Mehr Großunternehmen betroffen
Die Gläubigerschäden beliefen sich im 1. Halbjahr auf rund 12,0 Mrd. Euro, wobei jeder Insolvenzfall die Gläubiger im Schnitt mehr als 1,3 Mio. Euro kostet. Das ist der höchste Wert der vergangenen Jahre und hängt mit der Zunahme von größeren Unternehmenspleiten zusammen. Zu den prominenten Beispielen dieses Jahres zählen die Warenhauskette Galeria Karstadt Kaufhof, die Textilhändler AppelrathCüpper und Hallhuber, der Modehersteller Esprit und die Restaurantketten Vapiano und Maredo.
Verbraucherinsolvenzen weiter rückläufig
In den ersten sechs Monaten verringerte sich die Zahl der Privatinsolvenzen um 6,4 Prozent auf 30.800 (1. Hj. 2019: 32.920). Allerdings hat sich die Lage auf dem Arbeitsmarkt mittlerweile spürbar verschlechtert, so dass bei der hohen Überschuldungsquote der deutschen Verbraucher im weiteren Jahresverlauf mindestens mit einer Verlangsamung dieses Trends zu rechnen ist.
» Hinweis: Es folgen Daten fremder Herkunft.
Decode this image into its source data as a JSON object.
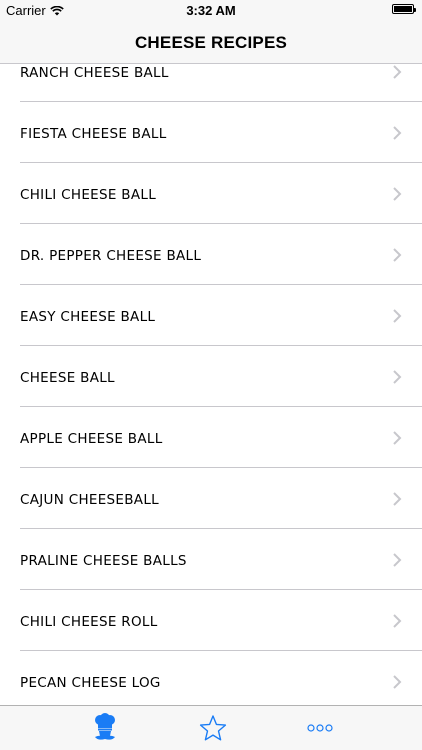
{
  "status_bar": {
    "carrier": "Carrier",
    "time": "3:32 AM",
    "wifi_icon": "wifi-icon",
    "battery_icon": "battery-icon"
  },
  "nav": {
    "title": "CHEESE RECIPES"
  },
  "recipes": [
    {
      "label": "RANCH CHEESE BALL"
    },
    {
      "label": "FIESTA CHEESE BALL"
    },
    {
      "label": "CHILI CHEESE BALL"
    },
    {
      "label": "DR. PEPPER CHEESE BALL"
    },
    {
      "label": "EASY CHEESE BALL"
    },
    {
      "label": "CHEESE BALL"
    },
    {
      "label": "APPLE CHEESE BALL"
    },
    {
      "label": "CAJUN CHEESEBALL"
    },
    {
      "label": "PRALINE CHEESE BALLS"
    },
    {
      "label": "CHILI CHEESE ROLL"
    },
    {
      "label": "PECAN CHEESE LOG"
    }
  ],
  "tab_bar": {
    "tabs": [
      {
        "icon": "chef-icon",
        "selected": true
      },
      {
        "icon": "star-icon",
        "selected": false
      },
      {
        "icon": "more-icon",
        "selected": false
      }
    ],
    "accent_color": "#1a7cf5"
  }
}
Verarbeitendes Gewerbe geschwächt
Die vorliegenden Daten lassen außerdem Rückschlüsse auf die Verfassung der Hauptwirtschaftsbereiche zu: Bei Unternehmen aus dem Verarbeitenden Gewerbe gab es aufgrund der seit 2018 eingetretenen Konjunkturschwäche keinen Rückgang der Pleiten (1. Hj. 2019/2020: jeweils 710 Fälle). In den übrigen Wirtschaftssektoren verringerten sich die Insolvenzzahlen dagegen deutlich: im Baugewerbe um 9,4 Prozent auf 1.260 Fälle und im Handel um 10,2 Prozent auf noch 1.840 Insolvenzen.